According to trade experts, the above-mentioned trade deficit was not a worrisome figure as enterprises ramped up their imports of input materials to meet their production demands.
Tran Thanh Hai, Deputy Director of the Import-Export Department under the Ministry of Industry and Trade (MoIT), said at the MoIT’s regular press meeting for the second quarter last week that the import of production materials currently accounted for a high proportion, especially in garment and footwear sectors, thus pushing up the import value, affecting the trade balance.
The COVID-19 resurgence in late April had certain impacts on many production industries which had started to recover such as electronics and mobile phones. However, exporting enterprises which already had orders still had to import raw materials and accessories for production. Thus, an import increase should be considered a good sign rather than a cause for concern, Hai said.

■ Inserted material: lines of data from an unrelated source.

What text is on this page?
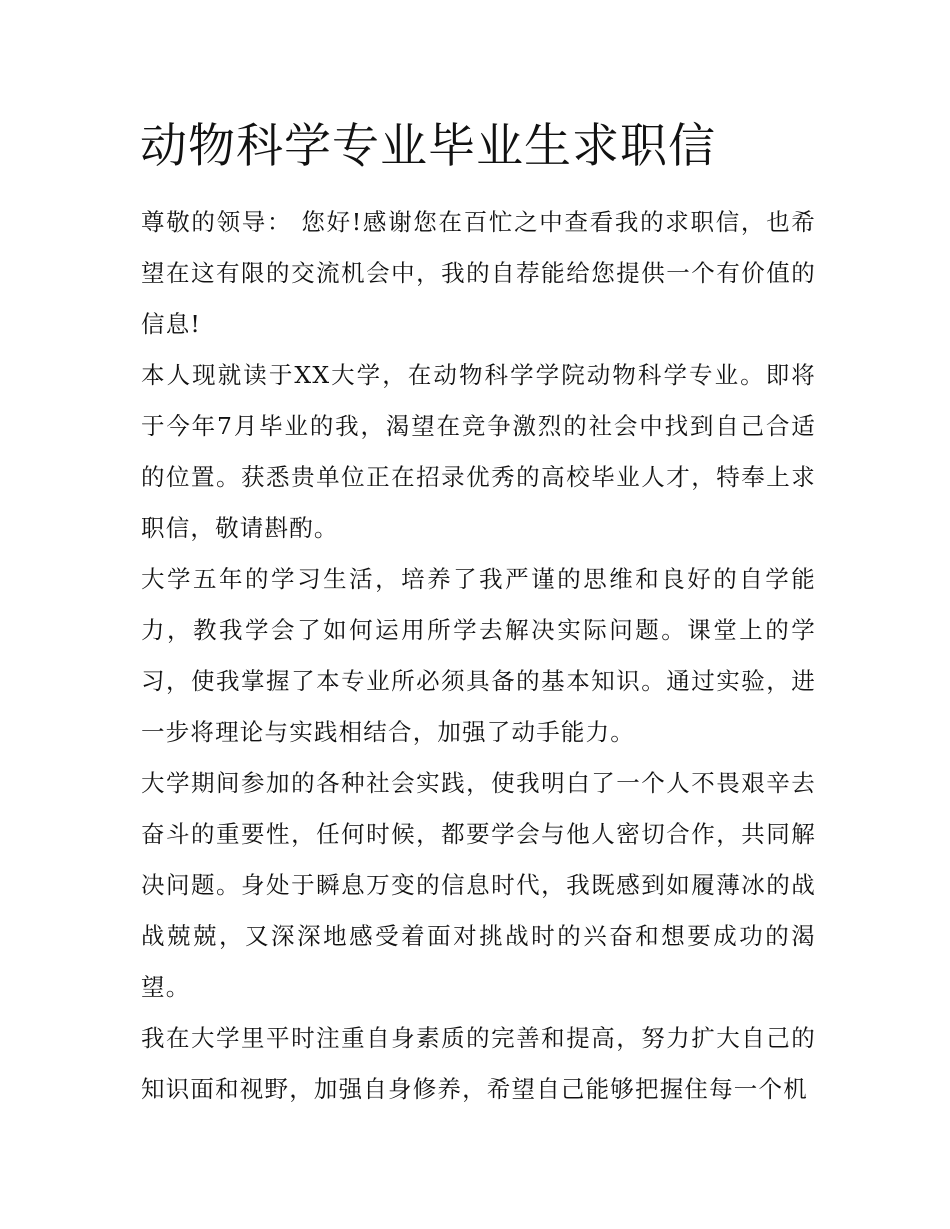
动物科学专业毕业生求职信

尊敬的领导： 您好!感谢您在百忙之中查看我的求职信，也希望在这有限的交流机会中，我的自荐能给您提供一个有价值的信息!

本人现就读于XX大学，在动物科学学院动物科学专业。即将于今年7月毕业的我，渴望在竞争激烈的社会中找到自己合适的位置。获悉贵单位正在招录优秀的高校毕业人才，特奉上求职信，敬请斟酌。

大学五年的学习生活，培养了我严谨的思维和良好的自学能力，教我学会了如何运用所学去解决实际问题。课堂上的学习，使我掌握了本专业所必须具备的基本知识。通过实验，进一步将理论与实践相结合，加强了动手能力。

大学期间参加的各种社会实践，使我明白了一个人不畏艰辛去奋斗的重要性，任何时候，都要学会与他人密切合作，共同解决问题。身处于瞬息万变的信息时代，我既感到如履薄冰的战战兢兢，又深深地感受着面对挑战时的兴奋和想要成功的渴望。

我在大学里平时注重自身素质的完善和提高，努力扩大自己的知识面和视野，加强自身修养，希望自己能够把握住每一个机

According to the MoIT, exports are set to increase by about 21.7 percent by year-end compared to the year’s respective targets of 4-5 percent.
To this end, the ministry would continue to give priority to promoting trade connections between Vietnamese enterprises and foreign partners, and the introduction of made-in-Vietnam goods to domestic and international consumers.
Particularly, it would continue working to promote overseas shipments, diversify both export and import markets, optimise opportunities generated by free trade agreements, and remove barriers to enter new markets.
Last year, the country’s trade surplus hit a record high of 9.9 billion USD, the highest level seen in the past four years./.